ACE-RL-Checkers: decision-making adaptability through integration of automatic case elicitation, reinforcement learning, and sequential pattern mining

摘要

In agents that operate in environments where decision-making needs to take into account, not only the environment, but also the minimizing actions of an opponent (as in games), it is fundamental that the agent is endowed with the ability of progressively tracing the profile of its adversaries, in such a manner that this profile aids in the process of selecting appropriate actions. However, it would be unsuitable to construct an agent with a decision-making system based only on the elaboration of such a profile, as this would prevent the agent from having its “own identity,” which would leave the agent at the mercy of its opponent. Following this direction, this study proposes an automatic Checkers player, called ACE-RL-Checkers, equipped with a dynamic decision-making module, which adapts to the profile of the opponent over the course of the game.

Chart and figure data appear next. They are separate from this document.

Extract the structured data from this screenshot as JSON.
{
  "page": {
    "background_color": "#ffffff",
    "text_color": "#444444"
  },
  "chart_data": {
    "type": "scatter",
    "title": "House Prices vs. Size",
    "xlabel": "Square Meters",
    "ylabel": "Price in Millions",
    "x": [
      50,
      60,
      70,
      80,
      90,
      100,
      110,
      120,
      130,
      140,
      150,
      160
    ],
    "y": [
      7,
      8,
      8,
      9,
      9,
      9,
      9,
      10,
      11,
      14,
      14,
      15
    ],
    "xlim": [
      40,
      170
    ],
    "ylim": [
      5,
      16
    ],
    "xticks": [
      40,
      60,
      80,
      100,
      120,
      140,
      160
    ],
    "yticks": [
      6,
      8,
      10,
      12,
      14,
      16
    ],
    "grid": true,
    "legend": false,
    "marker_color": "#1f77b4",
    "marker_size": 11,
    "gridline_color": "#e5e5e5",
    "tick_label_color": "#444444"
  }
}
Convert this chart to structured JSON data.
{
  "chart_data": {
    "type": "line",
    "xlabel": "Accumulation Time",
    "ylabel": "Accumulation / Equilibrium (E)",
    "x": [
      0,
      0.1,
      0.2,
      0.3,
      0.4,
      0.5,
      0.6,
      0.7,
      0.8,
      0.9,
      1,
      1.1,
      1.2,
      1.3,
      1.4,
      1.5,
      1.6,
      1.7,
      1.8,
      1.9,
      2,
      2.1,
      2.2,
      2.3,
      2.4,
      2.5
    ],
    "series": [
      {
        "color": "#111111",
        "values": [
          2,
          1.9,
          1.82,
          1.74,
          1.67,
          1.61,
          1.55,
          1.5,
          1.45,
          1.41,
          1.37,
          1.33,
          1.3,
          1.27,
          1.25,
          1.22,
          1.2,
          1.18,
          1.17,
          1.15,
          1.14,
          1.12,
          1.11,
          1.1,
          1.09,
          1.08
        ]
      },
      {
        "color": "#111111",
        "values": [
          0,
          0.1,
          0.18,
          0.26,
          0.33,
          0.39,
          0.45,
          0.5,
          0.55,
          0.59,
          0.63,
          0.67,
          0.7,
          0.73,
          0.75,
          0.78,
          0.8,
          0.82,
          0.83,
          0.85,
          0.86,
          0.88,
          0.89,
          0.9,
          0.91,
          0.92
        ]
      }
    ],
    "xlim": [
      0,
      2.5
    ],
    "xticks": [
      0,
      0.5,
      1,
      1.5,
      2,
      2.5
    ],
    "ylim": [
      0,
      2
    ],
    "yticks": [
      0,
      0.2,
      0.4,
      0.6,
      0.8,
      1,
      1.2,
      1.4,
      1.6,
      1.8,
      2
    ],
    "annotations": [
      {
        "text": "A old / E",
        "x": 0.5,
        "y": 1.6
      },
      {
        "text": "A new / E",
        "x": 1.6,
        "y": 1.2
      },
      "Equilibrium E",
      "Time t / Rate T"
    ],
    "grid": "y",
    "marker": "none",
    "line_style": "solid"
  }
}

In such a system, the action selection process is conducted through a composition of multilayer perceptron neural network and case library. In this case, the neural network represents the “identity” of the agent, i.e., it is an already trained static decision-making module. On the other hand, the case library represents the dynamic decision-making module of the agent, which is generated by the Automatic Case Elicitation technique. This technique has a pseudo-random exploratory behavior, which allows the dynamic decision-making of the agent to be directed either by the opponent’s game profile or randomly. In order to avoid a high occurrence of pseudo-random decision-making in the game initial phases—in which the agent counts on very little information about its opponent—this work proposes a new module based on sequential pattern mining for generating a base of experience rules extracted from human expert’s game records. This module will improve the agent’s move selection in the game initial phases. Experiments carried out in tournaments involving ACE-RL-Checkers and other agents correlated to this work, confirm the superiority of the dynamic architecture proposed herein.